The team commissioned an industry-wide study in late 2020 and quickly realized Alderson's suspicions were correct. The Mets decline to speak specifically about figures, but one person familiar with the outcome says that by the following spring, "the overwhelming majority" of employees had received a salary bump. Another person says, "I would say more than 50% of our player development staff significantly—significantly—got an increase that got them on the scale where they should be for their job title." A third person says he knows of someone whose pay jumped 100%. Alderson refuses to take credit for the increases but says several people told him the raise had been 'life-changing."
Perhaps obviously, it also improved morale. "Lots of people are willing to do whatever it takes, including work for nothing or for a small amount to get their foot in the door," Alderson says. "But eventually it wears off. Eventually it becomes a job.

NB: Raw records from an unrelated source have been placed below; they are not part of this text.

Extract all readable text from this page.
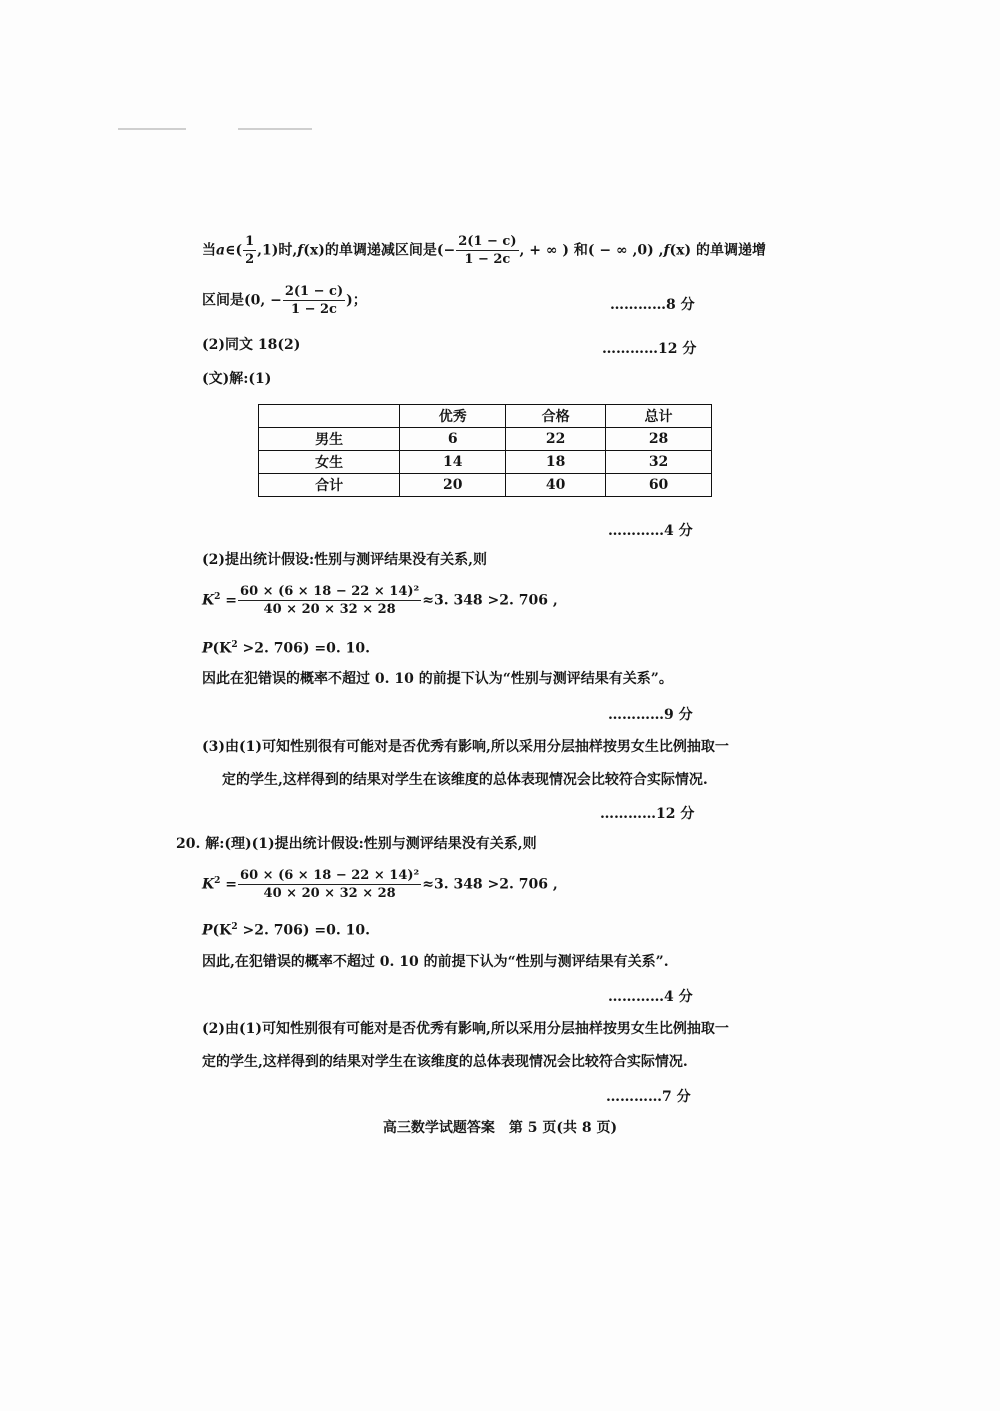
当a∈( $\frac{1}{2} ,1$)时,f(x)的单调递减区间是(− $\frac{2(1 - c)}{1 - 2c}$ , + ∞ ) 和( − ∞ ,0) ,f(x) 的单调递增
区间是(0, − $\frac{2(1 - c)}{1 - 2c}$ )；	…………8 分
(2)同文 18(2)	…………12 分
(文)解:(1)
	优秀	合格	总计
男生	6	22	28
女生	14	18	32
合计	20	40	60
…………4 分
(2)提出统计假设:性别与测评结果没有关系,则
$K^2 = \frac{\text{60 × (6 × 18 − 22 × 14)²}}{40 \times 20 \times 32 \times 28} \approx 3$. 348 >2. 706 ,
$P(K^2 >2$. 706) =0. 10.
因此在犯错误的概率不超过 0. 10 的前提下认为“性别与测评结果有关系”。
…………9 分
(3)由(1)可知性别很有可能对是否优秀有影响,所以采用分层抽样按男女生比例抽取一
定的学生,这样得到的结果对学生在该维度的总体表现情况会比较符合实际情况.
…………12 分
20. 解:(理)(1)提出统计假设:性别与测评结果没有关系,则
$K^2 = \frac{\text{60 × (6 × 18 − 22 × 14)²}}{40 \times 20 \times 32 \times 28} \approx 3$. 348 >2. 706 ,
$P(K^2 >2$. 706) =0. 10.
因此,在犯错误的概率不超过 0. 10 的前提下认为“性别与测评结果有关系”.
…………4 分
(2)由(1)可知性别很有可能对是否优秀有影响,所以采用分层抽样按男女生比例抽取一
定的学生,这样得到的结果对学生在该维度的总体表现情况会比较符合实际情况.
…………7 分
高三数学试题答案　第 5 页(共 8 页)
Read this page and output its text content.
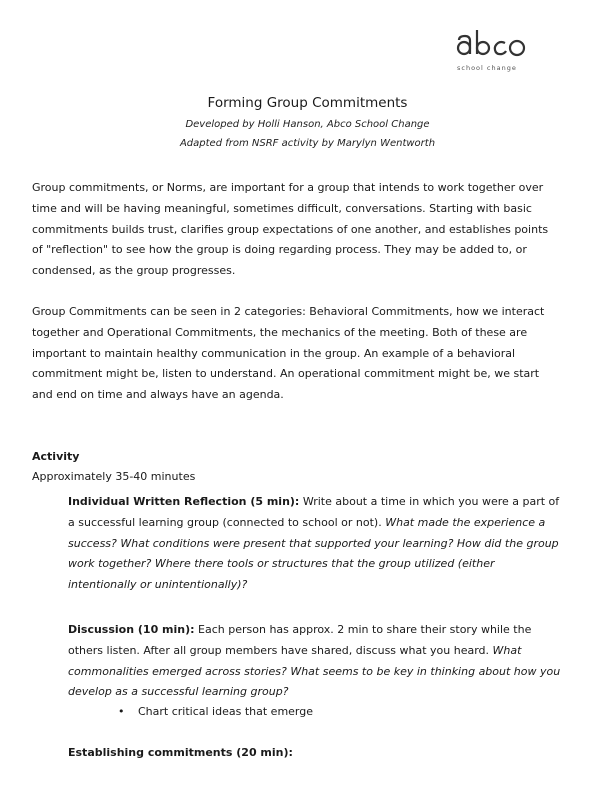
school change
Forming Group Commitments
Developed by Holli Hanson, Abco School Change
Adapted from NSRF activity by Marylyn Wentworth

Group commitments, or Norms, are important for a group that intends to work together over time and will be having meaningful, sometimes difficult, conversations. Starting with basic commitments builds trust, clarifies group expectations of one another, and establishes points of "reflection" to see how the group is doing regarding process. They may be added to, or condensed, as the group progresses.

Group Commitments can be seen in 2 categories: Behavioral Commitments, how we interact together and Operational Commitments, the mechanics of the meeting. Both of these are important to maintain healthy communication in the group. An example of a behavioral commitment might be, listen to understand. An operational commitment might be, we start and end on time and always have an agenda.

Activity
Approximately 35-40 minutes

Individual Written Reflection (5 min): Write about a time in which you were a part of a successful learning group (connected to school or not). What made the experience a success? What conditions were present that supported your learning? How did the group work together? Where there tools or structures that the group utilized (either intentionally or unintentionally)?

Discussion (10 min): Each person has approx. 2 min to share their story while the others listen. After all group members have shared, discuss what you heard. What commonalities emerged across stories? What seems to be key in thinking about how you develop as a successful learning group?

• Chart critical ideas that emerge

Establishing commitments (20 min):
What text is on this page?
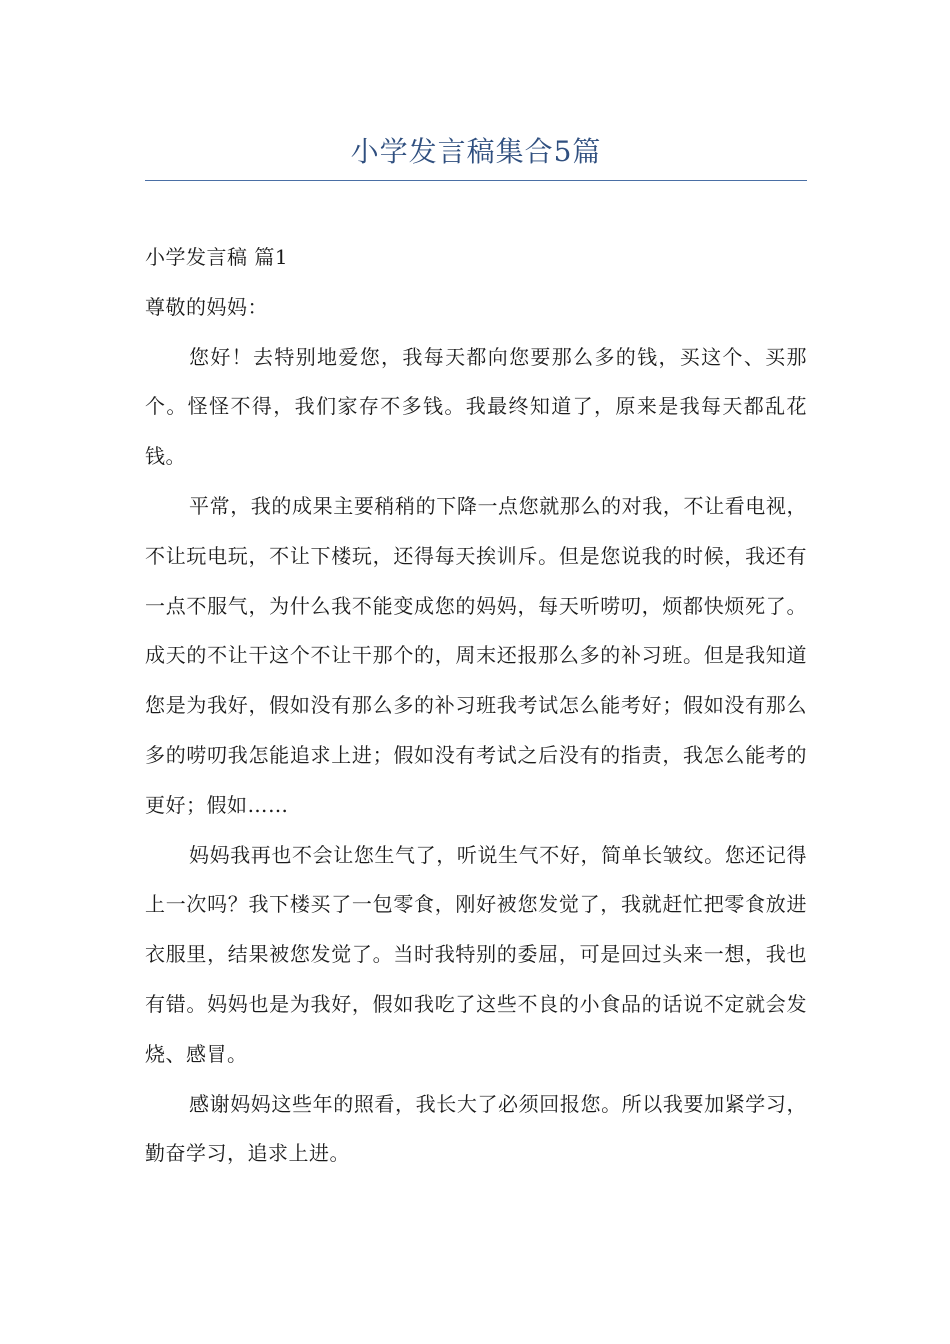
小学发言稿集合5篇

小学发言稿 篇1

尊敬的妈妈：

您好！去特别地爱您，我每天都向您要那么多的钱，买这个、买那个。怪怪不得，我们家存不多钱。我最终知道了，原来是我每天都乱花钱。

平常，我的成果主要稍稍的下降一点您就那么的对我，不让看电视，不让玩电玩，不让下楼玩，还得每天挨训斥。但是您说我的时候，我还有一点不服气，为什么我不能变成您的妈妈，每天听唠叨，烦都快烦死了。成天的不让干这个不让干那个的，周末还报那么多的补习班。但是我知道您是为我好，假如没有那么多的补习班我考试怎么能考好；假如没有那么多的唠叨我怎能追求上进；假如没有考试之后没有的指责，我怎么能考的更好；假如……

妈妈我再也不会让您生气了，听说生气不好，简单长皱纹。您还记得上一次吗？我下楼买了一包零食，刚好被您发觉了，我就赶忙把零食放进衣服里，结果被您发觉了。当时我特别的委屈，可是回过头来一想，我也有错。妈妈也是为我好，假如我吃了这些不良的小食品的话说不定就会发烧、感冒。

感谢妈妈这些年的照看，我长大了必须回报您。所以我要加紧学习，勤奋学习，追求上进。
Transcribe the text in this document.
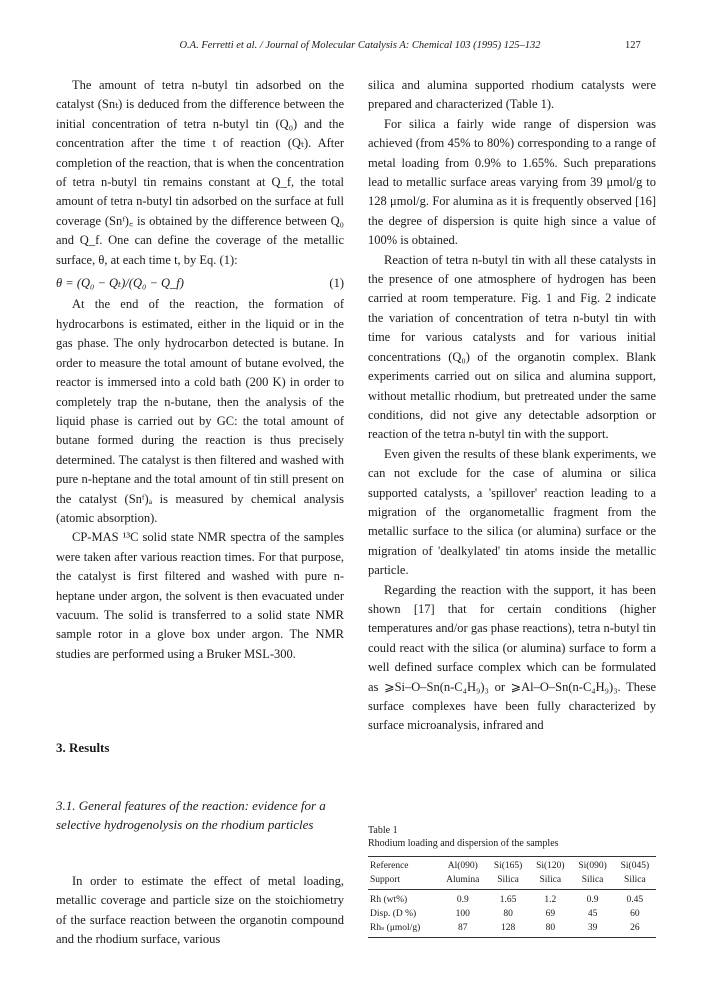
O.A. Ferretti et al. / Journal of Molecular Catalysis A: Chemical 103 (1995) 125–132	127

The amount of tetra n-butyl tin adsorbed on the catalyst (Snₜ) is deduced from the difference between the initial concentration of tetra n-butyl tin (Q₀) and the concentration after the time t of reaction (Qₜ). After completion of the reaction, that is when the concentration of tetra n-butyl tin remains constant at Q_f, the total amount of tetra n-butyl tin adsorbed on the surface at full coverage (Snᶠ)꜀ is obtained by the difference between Q₀ and Q_f. One can define the coverage of the metallic surface, θ, at each time t, by Eq. (1):

θ = (Q₀ − Qₜ)/(Q₀ − Q_f)	(1)

At the end of the reaction, the formation of hydrocarbons is estimated, either in the liquid or in the gas phase. The only hydrocarbon detected is butane. In order to measure the total amount of butane evolved, the reactor is immersed into a cold bath (200 K) in order to completely trap the n-butane, then the analysis of the liquid phase is carried out by GC: the total amount of butane formed during the reaction is thus precisely determined. The catalyst is then filtered and washed with pure n-heptane and the total amount of tin still present on the catalyst (Snᶠ)ₐ is measured by chemical analysis (atomic absorption).

CP-MAS ¹³C solid state NMR spectra of the samples were taken after various reaction times. For that purpose, the catalyst is first filtered and washed with pure n-heptane under argon, the solvent is then evacuated under vacuum. The solid is transferred to a solid state NMR sample rotor in a glove box under argon. The NMR studies are performed using a Bruker MSL-300.

3. Results
3.1. General features of the reaction: evidence for a selective hydrogenolysis on the rhodium particles

In order to estimate the effect of metal loading, metallic coverage and particle size on the stoichiometry of the surface reaction between the organotin compound and the rhodium surface, various

silica and alumina supported rhodium catalysts were prepared and characterized (Table 1).

For silica a fairly wide range of dispersion was achieved (from 45% to 80%) corresponding to a range of metal loading from 0.9% to 1.65%. Such preparations lead to metallic surface areas varying from 39 μmol/g to 128 μmol/g. For alumina as it is frequently observed [16] the degree of dispersion is quite high since a value of 100% is obtained.

Reaction of tetra n-butyl tin with all these catalysts in the presence of one atmosphere of hydrogen has been carried at room temperature. Fig. 1 and Fig. 2 indicate the variation of concentration of tetra n-butyl tin with time for various catalysts and for various initial concentrations (Q₀) of the organotin complex. Blank experiments carried out on silica and alumina support, without metallic rhodium, but pretreated under the same conditions, did not give any detectable adsorption or reaction of the tetra n-butyl tin with the support.

Even given the results of these blank experiments, we can not exclude for the case of alumina or silica supported catalysts, a 'spillover' reaction leading to a migration of the organometallic fragment from the metallic surface to the silica (or alumina) surface or the migration of 'dealkylated' tin atoms inside the metallic particle.

Regarding the reaction with the support, it has been shown [17] that for certain conditions (higher temperatures and/or gas phase reactions), tetra n-butyl tin could react with the silica (or alumina) surface to form a well defined surface complex which can be formulated as ⩾Si–O–Sn(n-C₄H₉)₃ or ⩾Al–O–Sn(n-C₄H₉)₃. These surface complexes have been fully characterized by surface microanalysis, infrared and

Table 1
Rhodium loading and dispersion of the samples
Reference	Al(090)	Si(165)	Si(120)	Si(090)	Si(045)
Support	Alumina	Silica	Silica	Silica	Silica
Rh (wt%)	0.9	1.65	1.2	0.9	0.45
Disp. (D %)	100	80	69	45	60
Rhₛ (μmol/g)	87	128	80	39	26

A job with a certain amount of cachet, but you can’t eat cachet and you can't support a family on cachet. So at some point you owe it to your employees. If you're going to demand excellence, then you have to be prepared to acknowledge it."
Paying good wages matters. Even if you have solid people at the top running the club, you're not going to succeed without the right people in place to do the work. Cohen has also beefed up hiring in certain areas, with the analytics department in particular benefitting. Scouting and player development are other areas of focus. What this article documents is significant far beyond the success the Mets are enjoying on the field in 2022. There truly is an infrastructure being built that should help the club achieve Cohen's stated goal of fielding a competitive team year in and year out.
I suspect what irked Steve Cohen about the piece was all the rehashing of his history in ruthlessly building the fortune that allows him to be "Uncle Steve" to some Mets fans. I've never positioned myself as a defender of the billionaire class and have no desire to start now. Once the Mets went up for sale, it was inevitable that the new owner would either be a very wealthy person, a group that included very wealthy people, or a corporation. There are no choirboys and girls in that group. My hopes for the owner were essentially answered by Cohen's purchase because I only cared about having someone in that position that would demand more from the club and give his front office what they needed to answer that demand.
Steve Cohen isn't a perfect person, and he's not my uncle. But he's a hell of a good owner. Cohen stands in such stark contrast to the Fred and Jeff puppet show that preceded him, and that's what really matters to fans like myself. I'm glad that Steve Cohen was in that locker room last night celebrating what his club accomplished. He's given the Mets exactly what was needed, and he deserved to bask in the glory of it all.
And thanks to Sandy Alderson, too. Sandy had a tough job as GM under the Wilpons. Still, he made some missteps in those years. Sandy deserves quite a lot of the blame for hiring Mickey Callaway when even a moderately rigorous vetting process would have stopped any sane man from making that hire. Then, upon his return as team President, Alderson compounded that error by sanctioning a pursuit of Trevor Bauer, who already had about a zillion red flags about his attitude towards women. For all of his obvious intelligence, Sandy seems quite tone-deaf to how things have changed over the last few decades in what's acceptable in the treatment of women in baseball.
But I still feel thankful that Alderson came back and made Steve Cohen's bid to buy the Mets more palatable to the bunch of stiffs who run MLB. And I appreciate the professionalism that Alderson sought to instill in the organization upon his return, as documented in the article cited above and in other sources. Although it did feature quite a bit of the tired, oft-repeated same-old dirt on the Mets and Cohen, I couldn't help but feel even better about the Mets beyond this season after reading Ms. Apstein's article.
Being a long-time Mets fan makes it hard to believe that going to the playoffs is anything more than a once- or twice-a-decade unicorn season. But the Mets remaining as a contender year in and year out seems real to me at this point. If playing meaningful games just about every September becomes something that we Mets fans come to take for granted, that's fine by me. We've definitely earned that.
Be well and take care. Let's go Mets!